A Sala Llena

Somewhere, en un Rincón del Corazón, Según Emiliano Román

La insoportable levedad del ser.

Nuevamente Sofia Coppola aborda en un film suyo el nihilismo de algunas vidas humanas. En Perdidos en Tokio, encontrábamos a Scartlett Johansson y a Bill Murray atrapados por la abulia que les generaba una realidad sin casi ningún tipo de deseo.

Somewhere tiene mucho de aquella aclamada película. Nuevamente tenemos a un protagonista, Johnny Marco (Stephen Dorff), estrella de cine, con una existencia absolutamente vacía. Perdido entre descargas pulsionales y la excentricidad que le da la fama. No hay compromiso, no hay falta, todo está al alcance de su mano. El punto de inflexión se centra cuando vuelve a sostener el vínculo con su hija pre-adolescente (Elle Fanning), el cual no hace más que denunciar la vida líquida que viene llevando hasta entonces.

Para ello, la joven directora se vale de su talentosa mirada quien transmite con un enfoque claramente situacional, lo banal, solitaria y hasta melancólica que es la subjetividad de Johnny.  El  punto más logrado es la estética del film, contiene una cantidad de bellos planos fijos y hermosas secuencias que recrean una atmósfera auténtica, en la cual se refleja lo que vive, siente y padece cada uno de sus protagonistas.

Apoyado por una interesante banda de sonido, en su mayor parte diegética, y un exquisito trabajo de fotografía que le aportan la merecida cuota de realismo a esta obra con alta calidad visual y artística, hasta casi minimalista en algunos momentos. Ejemplo: la escena donde él queda debajo de la máscara de maquillaje, un encuadre curiosamente largo e inquietante.

Otro acierto es el trabajo actoral, sobre todo el de Elle Fanning en el rol de la hija. La niña brinda con tanta credibilidad y naturalismo esa dosis de espontaneidad carente en su padre, haciendo de su interpretación un verdadero hallazgo y seguramente una promesa para la industria del cine.
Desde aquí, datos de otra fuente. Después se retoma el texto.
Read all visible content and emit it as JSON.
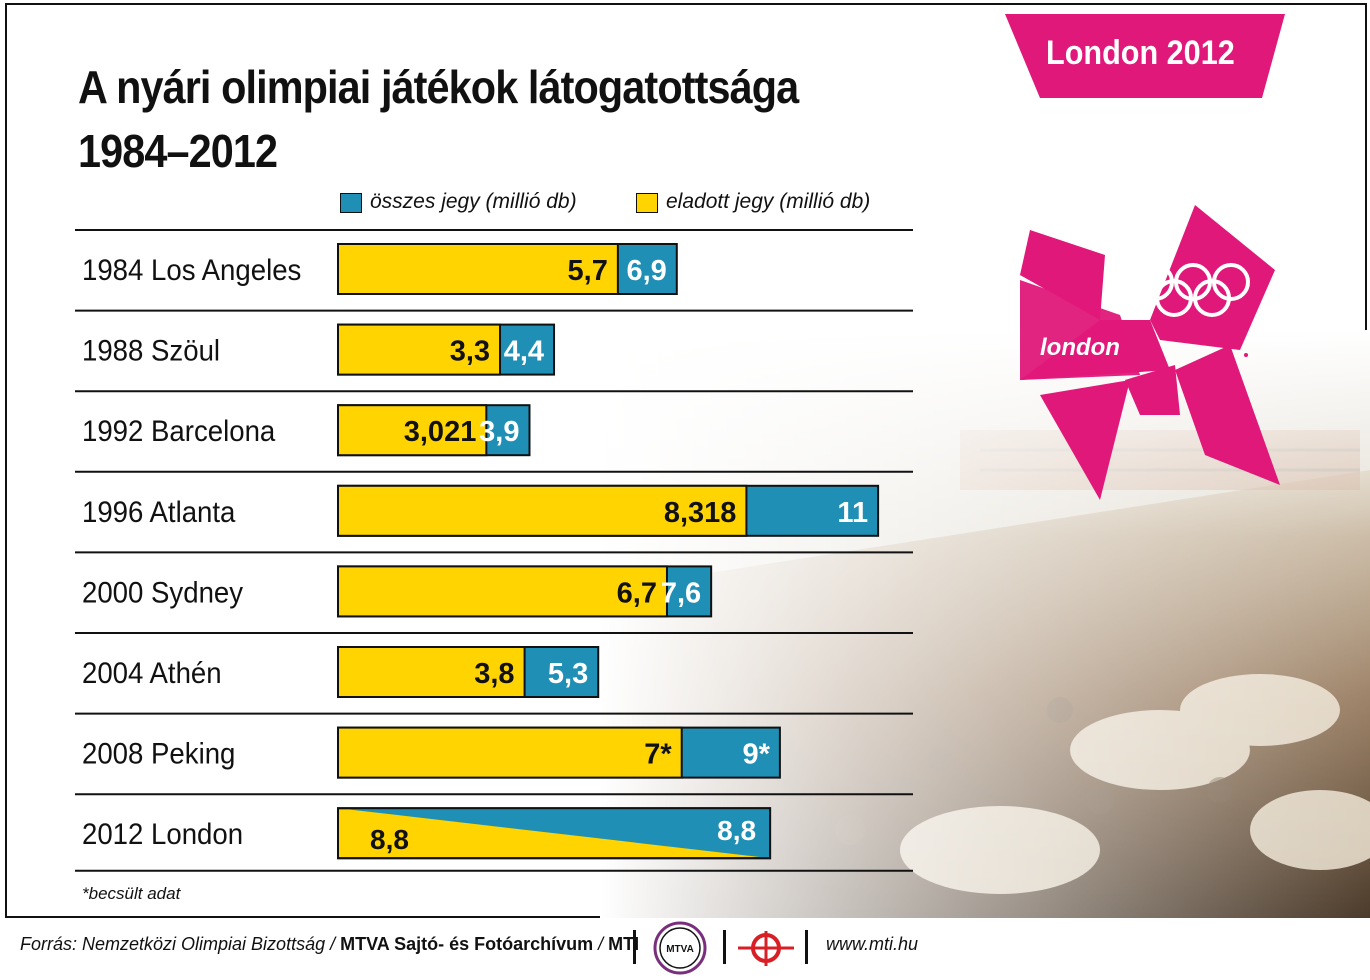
{
  "title_line1": "A nyári olimpiai játékok látogatottsága",
  "title_line2": "1984–2012",
  "banner": "London 2012",
  "logo_text": "london",
  "legend": [
    {
      "label": "összes jegy (millió db)",
      "color": "#1f8fb5"
    },
    {
      "label": "eladott jegy (millió db)",
      "color": "#ffd400"
    }
  ],
  "chart_data": {
    "type": "bar",
    "orientation": "horizontal",
    "categories": [
      "1984 Los Angeles",
      "1988 Szöul",
      "1992 Barcelona",
      "1996 Atlanta",
      "2000 Sydney",
      "2004 Athén",
      "2008 Peking",
      "2012 London"
    ],
    "rows": [
      {
        "year": "1984",
        "city": "Los Angeles",
        "sold": 5.7,
        "total": 6.9,
        "sold_label": "5,7",
        "total_label": "6,9"
      },
      {
        "year": "1988",
        "city": "Szöul",
        "sold": 3.3,
        "total": 4.4,
        "sold_label": "3,3",
        "total_label": "4,4"
      },
      {
        "year": "1992",
        "city": "Barcelona",
        "sold": 3.021,
        "total": 3.9,
        "sold_label": "3,021",
        "total_label": "3,9"
      },
      {
        "year": "1996",
        "city": "Atlanta",
        "sold": 8.318,
        "total": 11,
        "sold_label": "8,318",
        "total_label": "11"
      },
      {
        "year": "2000",
        "city": "Sydney",
        "sold": 6.7,
        "total": 7.6,
        "sold_label": "6,7",
        "total_label": "7,6"
      },
      {
        "year": "2004",
        "city": "Athén",
        "sold": 3.8,
        "total": 5.3,
        "sold_label": "3,8",
        "total_label": "5,3"
      },
      {
        "year": "2008",
        "city": "Peking",
        "sold": 7,
        "total": 9,
        "sold_label": "7*",
        "total_label": "9*"
      },
      {
        "year": "2012",
        "city": "London",
        "sold": 8.8,
        "total": 8.8,
        "sold_label": "8,8",
        "total_label": "8,8"
      }
    ],
    "series": [
      {
        "name": "összes jegy (millió db)",
        "key": "total",
        "color": "#1f8fb5"
      },
      {
        "name": "eladott jegy (millió db)",
        "key": "sold",
        "color": "#ffd400"
      }
    ],
    "xlim": [
      0,
      11
    ],
    "grid": false
  },
  "footnote": "*becsült adat",
  "footer": {
    "source_prefix": "Forrás: Nemzetközi Olimpiai Bizottság / ",
    "source_archive": "MTVA Sajtó- és Fotóarchívum",
    "source_sep": " / ",
    "source_mti": "MTI",
    "badge": "MTVA",
    "url": "www.mti.hu"
  }
}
La debilidad viene del guión, también a cargo de Sofia Coppola. Si Somewhere tiene mucho en común a Perdidos en Tokio, le falta lo que a esta película le sobraba: la intensidad narrativa (que también gozaba su ópera prima: Las Vírgenes Suicidas). Se detiene en lo situacional y no logra profundizar en los conflictos relacionales entre ambos protagonistas, por momentos es una mera repetición, a través de bellas imágenes, de lo que ya sabemos. No hay tensión y carece de emoción argumentativa, la abulia de Johnny ya se torna tediosa.

Esta disparidad del film, no excluye la posibilidad de un mensaje bien claro que quizás su directora y guionista quiso transmitir esta vez: no hace falta irse a Tokio para perderse en los laberintos de nuestra existencia.